A networked recovery

Can a $70bn investment in broadband networks world-wide reshape the global economy?

Will building networks really ease us out of the global recession? According to a recent OECD report, many of the current financial stimulus packages are based, at least in part, on the notion that building network infrastructure can both help revive the economy and address social issues.

This 'networked recovery' relies on extending the reach of broadband and upgrading networks to support very high-speed communications. Many countries plan to use their investment to provide universal broadband coverage, using public money to take networks to places for which private operators could not make a business case. Some are planning to spend their money building very high-speed next-generation networks as well.
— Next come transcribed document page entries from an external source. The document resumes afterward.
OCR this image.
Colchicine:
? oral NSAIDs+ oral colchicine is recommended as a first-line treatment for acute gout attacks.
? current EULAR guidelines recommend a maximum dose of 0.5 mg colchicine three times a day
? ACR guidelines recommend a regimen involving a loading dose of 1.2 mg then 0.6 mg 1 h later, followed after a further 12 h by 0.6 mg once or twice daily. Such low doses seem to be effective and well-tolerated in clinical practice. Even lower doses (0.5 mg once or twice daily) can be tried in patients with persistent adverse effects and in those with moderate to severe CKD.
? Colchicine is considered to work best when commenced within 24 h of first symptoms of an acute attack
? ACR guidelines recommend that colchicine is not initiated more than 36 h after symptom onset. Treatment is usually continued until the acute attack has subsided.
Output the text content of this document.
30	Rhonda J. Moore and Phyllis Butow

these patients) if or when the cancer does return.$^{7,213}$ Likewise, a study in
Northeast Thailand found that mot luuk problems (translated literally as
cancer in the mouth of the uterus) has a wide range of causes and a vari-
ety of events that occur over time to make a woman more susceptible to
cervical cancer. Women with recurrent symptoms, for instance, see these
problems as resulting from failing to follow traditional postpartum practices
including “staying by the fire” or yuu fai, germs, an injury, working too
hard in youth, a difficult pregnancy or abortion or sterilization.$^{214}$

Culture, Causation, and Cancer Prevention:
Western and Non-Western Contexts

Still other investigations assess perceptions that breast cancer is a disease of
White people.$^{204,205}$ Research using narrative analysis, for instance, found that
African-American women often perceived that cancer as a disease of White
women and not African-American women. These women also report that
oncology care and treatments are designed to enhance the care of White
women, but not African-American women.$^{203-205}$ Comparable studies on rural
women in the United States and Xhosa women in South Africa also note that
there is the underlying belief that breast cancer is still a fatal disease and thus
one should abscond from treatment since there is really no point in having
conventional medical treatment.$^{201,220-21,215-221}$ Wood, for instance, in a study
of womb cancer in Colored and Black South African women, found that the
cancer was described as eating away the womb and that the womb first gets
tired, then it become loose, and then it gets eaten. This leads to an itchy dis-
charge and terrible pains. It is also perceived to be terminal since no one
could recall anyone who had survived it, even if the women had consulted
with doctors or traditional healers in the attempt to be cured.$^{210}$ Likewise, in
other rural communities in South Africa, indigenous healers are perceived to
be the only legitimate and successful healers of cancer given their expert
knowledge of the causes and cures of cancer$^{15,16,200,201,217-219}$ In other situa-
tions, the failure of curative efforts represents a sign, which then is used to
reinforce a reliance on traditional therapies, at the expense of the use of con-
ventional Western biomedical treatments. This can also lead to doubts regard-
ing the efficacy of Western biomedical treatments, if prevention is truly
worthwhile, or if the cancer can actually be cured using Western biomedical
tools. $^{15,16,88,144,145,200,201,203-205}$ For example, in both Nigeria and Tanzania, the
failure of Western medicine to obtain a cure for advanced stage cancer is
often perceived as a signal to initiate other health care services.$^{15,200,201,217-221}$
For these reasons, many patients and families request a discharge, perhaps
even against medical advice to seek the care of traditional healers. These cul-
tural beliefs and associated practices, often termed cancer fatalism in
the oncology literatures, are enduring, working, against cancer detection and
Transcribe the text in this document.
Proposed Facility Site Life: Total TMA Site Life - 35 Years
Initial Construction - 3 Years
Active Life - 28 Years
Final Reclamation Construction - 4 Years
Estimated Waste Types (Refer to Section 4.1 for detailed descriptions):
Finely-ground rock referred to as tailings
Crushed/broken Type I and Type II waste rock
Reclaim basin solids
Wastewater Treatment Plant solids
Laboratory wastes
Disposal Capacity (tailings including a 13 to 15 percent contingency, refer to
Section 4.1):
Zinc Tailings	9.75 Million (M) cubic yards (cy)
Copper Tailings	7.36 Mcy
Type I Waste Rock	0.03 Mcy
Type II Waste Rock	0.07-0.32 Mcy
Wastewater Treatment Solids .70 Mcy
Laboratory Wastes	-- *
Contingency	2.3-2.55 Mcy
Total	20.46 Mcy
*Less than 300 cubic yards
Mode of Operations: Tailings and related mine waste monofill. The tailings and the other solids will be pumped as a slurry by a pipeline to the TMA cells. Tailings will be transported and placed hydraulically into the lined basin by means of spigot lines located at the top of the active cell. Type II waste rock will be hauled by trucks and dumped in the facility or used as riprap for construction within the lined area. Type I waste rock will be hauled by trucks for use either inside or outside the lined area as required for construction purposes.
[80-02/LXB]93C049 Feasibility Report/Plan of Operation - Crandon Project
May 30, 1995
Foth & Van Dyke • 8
These networks will also be enablers for investments in information and communications technology (ICT) in other sectors, such as education and health. These could far outstrip those made in the networks themselves - the US, for example, plans to spend $19bn on healthcare ICT compared with $7bn on broadband.

The $70bn global broadband roll-out should help more people, especially the disenfranchised, to take part in the digital economy. But there's a catch. In our first feature, Pelle Neroth highlights (p69) the importance of decisions being made in Brussels about access to new fibre-optic networks. Should the people who build them have total control over their use? Or should some level of open access be a condition of public support?

Paul Dempsey's piece about the situation in the US (p74) reflects concerns about how this 'once-in-a-lifetime' opportunity is being handled. There are the usual gripes about fairness and bureaucracy. And the law of unintended consequences is at work here, too. America's plan to accelerate the roll-out of broadband may have caused some operators to postpone work they already had planned, in the hope of qualifying for stimulus funds.

Meanwhile in Asia, Brian Fuller (p71) finds that many are relying on China's massive stimulus plan to revive the manufacturing economy and breathe new life into the country's 3G mobile standard, which has had a troubled birth but now stands to gain from a subsidised infrastructure roll-out. In the main section of the magazine, William Knight (p22) looks at perhaps the boldest broadband plan on the planet - in Australia - where the government has decided to bring high-speed broadband to as much of its scattered population as it can.